As I stated earlier, my main reason for buying Zapata was because it was the cheapest way that I could have exposure to Omega Protein. While I am a big believer in the company, Omega has its own measure of risk. The company is dependent on a successful fishing season, and if company harvests of menhaden are low, the stock will suffer, as it has in the past year (the stock was trading as high as $11.80 in mid 2004). This, following is from the companies 3/31/2005 10Q:

During 2004 and 2003, the Company experienced a poor fish catch (approximately 18% and 11%, respectively, below expectations and a similar reduction from 2002), combined with poor oil yields. The reduced fish catch was primarily attributable to adverse weather conditions and the poor oil yields due to the reduced fat content of the fish.
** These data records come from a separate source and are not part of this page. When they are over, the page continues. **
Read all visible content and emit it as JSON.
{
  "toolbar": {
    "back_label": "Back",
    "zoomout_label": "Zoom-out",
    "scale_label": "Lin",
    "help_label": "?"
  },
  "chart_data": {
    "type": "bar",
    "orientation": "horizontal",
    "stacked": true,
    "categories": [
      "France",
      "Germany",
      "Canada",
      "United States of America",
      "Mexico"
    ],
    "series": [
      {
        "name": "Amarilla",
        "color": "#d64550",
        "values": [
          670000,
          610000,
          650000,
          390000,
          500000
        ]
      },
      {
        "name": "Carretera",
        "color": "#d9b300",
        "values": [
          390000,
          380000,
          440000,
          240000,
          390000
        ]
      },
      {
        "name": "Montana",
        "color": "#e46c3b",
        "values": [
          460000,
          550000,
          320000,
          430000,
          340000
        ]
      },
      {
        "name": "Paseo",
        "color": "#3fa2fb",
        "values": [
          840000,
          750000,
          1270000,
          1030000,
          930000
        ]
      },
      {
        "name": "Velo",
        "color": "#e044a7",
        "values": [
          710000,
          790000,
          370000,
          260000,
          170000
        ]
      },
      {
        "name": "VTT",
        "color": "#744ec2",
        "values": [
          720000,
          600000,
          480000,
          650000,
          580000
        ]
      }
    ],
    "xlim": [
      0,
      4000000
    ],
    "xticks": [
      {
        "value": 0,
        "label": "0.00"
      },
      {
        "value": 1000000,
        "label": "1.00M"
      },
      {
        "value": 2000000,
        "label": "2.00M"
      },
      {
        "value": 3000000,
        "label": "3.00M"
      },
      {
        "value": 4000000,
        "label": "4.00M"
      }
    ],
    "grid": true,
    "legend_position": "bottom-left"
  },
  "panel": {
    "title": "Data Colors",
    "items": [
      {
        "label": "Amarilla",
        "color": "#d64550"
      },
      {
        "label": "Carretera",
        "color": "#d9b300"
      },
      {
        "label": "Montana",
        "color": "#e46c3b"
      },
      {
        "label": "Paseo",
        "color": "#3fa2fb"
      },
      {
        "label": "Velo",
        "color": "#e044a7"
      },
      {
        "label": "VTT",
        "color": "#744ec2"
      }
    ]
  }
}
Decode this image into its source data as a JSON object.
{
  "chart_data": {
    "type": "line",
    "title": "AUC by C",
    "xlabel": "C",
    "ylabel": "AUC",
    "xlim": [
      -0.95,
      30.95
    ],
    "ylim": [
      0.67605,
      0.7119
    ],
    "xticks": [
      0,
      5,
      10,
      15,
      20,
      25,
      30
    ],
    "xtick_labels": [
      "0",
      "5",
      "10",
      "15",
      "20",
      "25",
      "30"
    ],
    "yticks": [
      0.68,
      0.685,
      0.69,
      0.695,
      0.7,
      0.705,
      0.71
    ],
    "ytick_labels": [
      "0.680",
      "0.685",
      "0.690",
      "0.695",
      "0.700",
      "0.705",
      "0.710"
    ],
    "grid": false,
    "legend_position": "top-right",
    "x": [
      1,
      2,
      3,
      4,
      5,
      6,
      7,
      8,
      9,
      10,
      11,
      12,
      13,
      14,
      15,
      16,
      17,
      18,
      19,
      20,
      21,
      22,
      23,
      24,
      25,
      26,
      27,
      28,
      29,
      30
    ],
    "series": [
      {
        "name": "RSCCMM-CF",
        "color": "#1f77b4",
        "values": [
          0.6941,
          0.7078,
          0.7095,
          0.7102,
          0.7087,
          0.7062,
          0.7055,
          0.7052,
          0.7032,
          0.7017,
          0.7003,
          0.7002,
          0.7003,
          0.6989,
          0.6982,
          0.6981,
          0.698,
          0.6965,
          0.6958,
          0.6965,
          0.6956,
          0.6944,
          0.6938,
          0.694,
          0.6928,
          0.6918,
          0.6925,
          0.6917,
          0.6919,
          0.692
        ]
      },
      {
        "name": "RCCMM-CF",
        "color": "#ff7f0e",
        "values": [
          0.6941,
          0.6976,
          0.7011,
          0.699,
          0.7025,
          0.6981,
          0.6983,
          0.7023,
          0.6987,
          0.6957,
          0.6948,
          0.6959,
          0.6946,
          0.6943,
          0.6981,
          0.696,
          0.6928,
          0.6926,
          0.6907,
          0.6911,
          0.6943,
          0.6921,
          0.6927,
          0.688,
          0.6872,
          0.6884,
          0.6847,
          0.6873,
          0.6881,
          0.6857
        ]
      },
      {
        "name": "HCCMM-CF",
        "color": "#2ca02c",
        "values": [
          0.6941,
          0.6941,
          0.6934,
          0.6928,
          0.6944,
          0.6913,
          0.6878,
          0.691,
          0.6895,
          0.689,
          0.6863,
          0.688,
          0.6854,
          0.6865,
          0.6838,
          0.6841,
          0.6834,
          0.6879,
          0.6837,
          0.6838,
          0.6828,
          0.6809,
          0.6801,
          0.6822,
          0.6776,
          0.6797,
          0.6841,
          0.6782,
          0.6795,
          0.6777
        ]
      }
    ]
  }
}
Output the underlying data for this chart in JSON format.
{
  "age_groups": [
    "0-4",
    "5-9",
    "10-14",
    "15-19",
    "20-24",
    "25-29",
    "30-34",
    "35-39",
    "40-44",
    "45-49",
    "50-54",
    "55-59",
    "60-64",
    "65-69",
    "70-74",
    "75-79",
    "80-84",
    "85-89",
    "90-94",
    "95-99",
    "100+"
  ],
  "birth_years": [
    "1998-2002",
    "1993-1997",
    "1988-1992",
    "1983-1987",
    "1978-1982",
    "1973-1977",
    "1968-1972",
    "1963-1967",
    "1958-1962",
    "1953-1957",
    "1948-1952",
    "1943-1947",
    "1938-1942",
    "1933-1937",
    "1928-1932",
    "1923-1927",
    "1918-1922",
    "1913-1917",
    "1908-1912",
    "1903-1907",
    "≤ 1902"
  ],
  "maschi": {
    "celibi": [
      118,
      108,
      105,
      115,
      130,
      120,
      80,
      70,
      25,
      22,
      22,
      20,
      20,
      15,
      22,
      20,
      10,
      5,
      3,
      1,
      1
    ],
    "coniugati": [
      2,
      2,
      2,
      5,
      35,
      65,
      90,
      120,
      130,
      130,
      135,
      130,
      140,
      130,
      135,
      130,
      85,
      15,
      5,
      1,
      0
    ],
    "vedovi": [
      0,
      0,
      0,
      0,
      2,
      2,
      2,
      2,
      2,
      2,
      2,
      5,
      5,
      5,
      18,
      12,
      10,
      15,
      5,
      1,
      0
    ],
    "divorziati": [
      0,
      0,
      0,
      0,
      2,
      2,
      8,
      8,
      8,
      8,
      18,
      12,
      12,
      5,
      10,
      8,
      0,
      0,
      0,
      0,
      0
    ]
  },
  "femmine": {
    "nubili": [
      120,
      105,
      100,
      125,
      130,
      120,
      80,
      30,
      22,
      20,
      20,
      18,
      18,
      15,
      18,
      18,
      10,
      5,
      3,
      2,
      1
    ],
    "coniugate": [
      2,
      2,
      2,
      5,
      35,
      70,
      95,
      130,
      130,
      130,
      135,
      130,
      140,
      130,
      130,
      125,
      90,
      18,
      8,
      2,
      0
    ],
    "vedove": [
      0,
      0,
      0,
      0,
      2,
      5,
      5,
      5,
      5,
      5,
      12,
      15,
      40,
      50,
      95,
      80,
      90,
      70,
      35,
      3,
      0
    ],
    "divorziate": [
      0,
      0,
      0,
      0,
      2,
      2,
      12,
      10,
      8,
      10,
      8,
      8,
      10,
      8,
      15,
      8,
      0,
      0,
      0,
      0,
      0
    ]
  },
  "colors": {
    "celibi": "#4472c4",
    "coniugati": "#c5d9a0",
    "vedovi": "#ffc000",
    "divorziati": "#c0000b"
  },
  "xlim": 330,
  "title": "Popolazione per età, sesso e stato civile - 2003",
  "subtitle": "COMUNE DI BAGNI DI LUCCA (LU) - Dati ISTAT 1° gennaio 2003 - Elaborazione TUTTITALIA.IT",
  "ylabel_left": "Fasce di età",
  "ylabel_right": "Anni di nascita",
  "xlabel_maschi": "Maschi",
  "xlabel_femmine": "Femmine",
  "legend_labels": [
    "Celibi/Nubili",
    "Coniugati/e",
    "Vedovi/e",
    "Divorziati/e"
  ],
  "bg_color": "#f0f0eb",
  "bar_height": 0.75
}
As a result of the poor fish catch and reduced yields, the Company experienced significantly higher per unit product costs (approximately 15% increase) during 2004 compared to 2003. The impact of higher cost inventories and fewer volumes available for sale will be carried forward and will adversely affect the Company’s earnings through the first and second quarters of 2005.

Your editor believes this news is already priced into the stock. Only time will tell.

Last Words
While there is some institutional ownership in Zapata, Malcolm Glazer controls more than 51 percent of the company. So basically, shareholders are only as good as the decisions Malcolm makes. One bright note, the company recently underwent an 8 for 1 stock split in April. Liquidity was an issue in the past, we’ll see if this helps.

*The author has a position in Zapata. This is neither a recommendation to buy or sell this security. All information provided believed to be reliable and presented for information purposes only.